There will be no fall in-water boat shows on the Great Lakes this year, as another major market event, the Metro Boat Show in Detroit, has been scrubbed by the Michigan Boating Industries Association. The show was slated for Sept. 17-20.
“We’ve been watching the numbers along with Gov. Whitmer, and even though we are confident that our safety protocols at this outdoor retail experience could keep consumers and exhibitors safe, the fact that the case numbers are going up again makes us pause,” said Pete Beauregard, show advisory committee chair. “We want to support all efforts to stop this virus, and we believe cancellation is the most prudent course of action for all our stakeholders.”
Executive director Nicki Polan also noted they wanted to make the decision now to free up dealers’ show dollars, which they can now direct to other marketing channels. “As an association, we will continue to urge prospective boat buyers to go directly to their local dealer for great deals and to see new 2021 models coming in regularly,” Polan added.

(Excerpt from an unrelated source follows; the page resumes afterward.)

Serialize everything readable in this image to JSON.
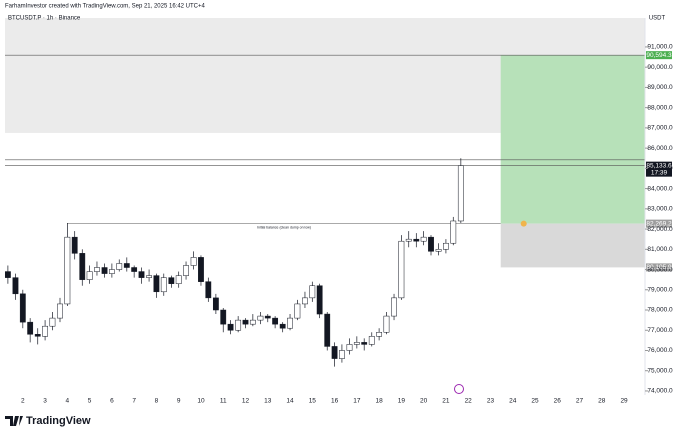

Looking ahead, like many other marine trade associations, Polan also emphasized that MBIA is fully committed to producing its full 2021 show schedule, including the Detroit Boat Show in January; the Novi Boat Show in March and the Metro Boat Show.
No Rush to Forgiveness
If you are among those participating in the Paycheck Protection Program and are concerned about getting through the forgiveness process, the heat may be off, as experts now say borrowers shouldn’t rush to apply.
First, long-needed clarifications of many PPP issues have yet to come from the Treasury Department and the Small Business Administration, which administers the program. Moreover, any forgiveness application doesn’t reflect the recent five-week program extension deadline to Aug. 8 signed by President Trump.

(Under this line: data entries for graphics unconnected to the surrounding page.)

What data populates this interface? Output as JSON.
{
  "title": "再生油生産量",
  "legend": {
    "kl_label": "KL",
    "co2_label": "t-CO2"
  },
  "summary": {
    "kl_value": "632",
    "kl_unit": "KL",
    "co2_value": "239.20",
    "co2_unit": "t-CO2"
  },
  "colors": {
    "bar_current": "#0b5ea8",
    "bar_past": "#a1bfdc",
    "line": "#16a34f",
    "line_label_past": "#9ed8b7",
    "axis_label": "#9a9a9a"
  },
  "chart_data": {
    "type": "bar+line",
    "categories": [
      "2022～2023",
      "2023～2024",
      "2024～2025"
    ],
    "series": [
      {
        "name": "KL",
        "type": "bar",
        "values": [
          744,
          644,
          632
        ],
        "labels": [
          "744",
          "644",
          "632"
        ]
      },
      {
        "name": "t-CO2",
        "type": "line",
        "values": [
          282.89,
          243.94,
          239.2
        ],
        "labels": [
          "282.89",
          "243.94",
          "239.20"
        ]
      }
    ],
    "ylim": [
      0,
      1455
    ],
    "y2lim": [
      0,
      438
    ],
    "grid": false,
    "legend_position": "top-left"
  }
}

PPP loan recipients can have their loans forgiven in full if the funds were used for eligible expenses and other criteria are met. However, the amount of the loan forgiveness may be reduced based on the percentage of eligible costs attributed to non-payroll costs, any decrease in employee headcount, and decreases in salaries or wages per employee.
Adding to the confusion is that Congress is now set to battle out a new round of Covid-19 relief, which will likely include a second PPP. It could result in more changes — for example, relaxing the forgiveness requirements for the smallest loans of up to $100,000 or $150,000. But don’t look for SBA and Treasury to release needed FAQs before this new relief legislation is passed and signed by Trump. How all that will go is anyone’s guess.

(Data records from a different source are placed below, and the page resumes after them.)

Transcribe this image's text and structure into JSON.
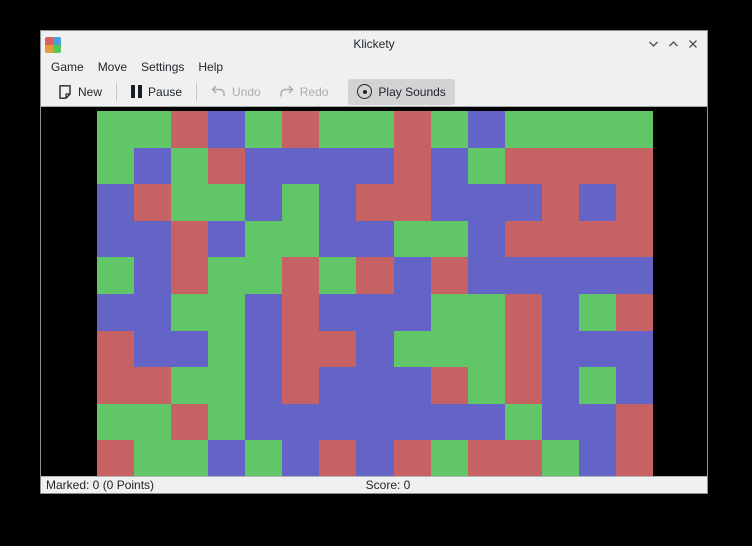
{
  "window": {
    "title": "Klickety",
    "controls": [
      {
        "name": "minimize",
        "icon": "chevron-down-icon"
      },
      {
        "name": "maximize",
        "icon": "chevron-up-icon"
      },
      {
        "name": "close",
        "icon": "close-x-icon"
      }
    ]
  },
  "app_icon": {
    "name": "klickety-blocks-icon",
    "quadrant_colors": [
      "#dd5f5f",
      "#4b9fd5",
      "#e89b3c",
      "#57c757"
    ]
  },
  "menu": {
    "items": [
      "Game",
      "Move",
      "Settings",
      "Help"
    ]
  },
  "toolbar": {
    "new_label": "New",
    "pause_label": "Pause",
    "undo_label": "Undo",
    "redo_label": "Redo",
    "play_sounds_label": "Play Sounds",
    "icons": [
      "document-new-icon",
      "pause-bars-icon",
      "undo-arrow-icon",
      "redo-arrow-icon",
      "circle-dot-icon"
    ],
    "disabled_items": [
      "Undo",
      "Redo"
    ],
    "toggled_on": [
      "Play Sounds"
    ]
  },
  "status": {
    "marked": "Marked: 0 (0 Points)",
    "score": "Score: 0"
  },
  "ui_colors": {
    "chrome_bg": "#eff0f1",
    "content_bg": "#000000",
    "pressed_button_bg": "#d2d3d5",
    "disabled_text": "#aaacae",
    "text": "#232629"
  },
  "board": {
    "cols": 15,
    "rows": 10,
    "colors": {
      "G": "#61c667",
      "R": "#c66263",
      "B": "#6364c6"
    },
    "grid": [
      "GGRBGRGGRGBGGGG",
      "GBGRBBBBRBGRRRR",
      "BRGGBGBRRBBBRBR",
      "BBRBGGBBGGBRRRR",
      "GBRGGRGRBRBBBBB",
      "BBGGBRBBBGGRBGR",
      "RBBGBRRBGGGRBBB",
      "RRGGBRBBBRGRBGB",
      "GGRGBBBBBBBGBBR",
      "RGGBGBRBRGRRGBR"
    ]
  }
}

Meanwhile, if you are in the PPP and are eager to complete the forgiveness process, the best advice is to relax. The key existing deadline for forgiveness doesn’t come until 10 months after the end of your loan’s covered period. Currently, only if forgiveness forms have not been submitted at that point would the funds revert to a loan requiring repayment. Anyway, the SBA has also announced it will not begin accepting PPP forgiveness submissions from lenders until a new software-as-a-service platform that’s under development starts up Aug. 10.
Still confused? How about this: SBA is also saying the launch could be delayed if any new legislation changes the forgiveness process in ways that require changes to the new platform.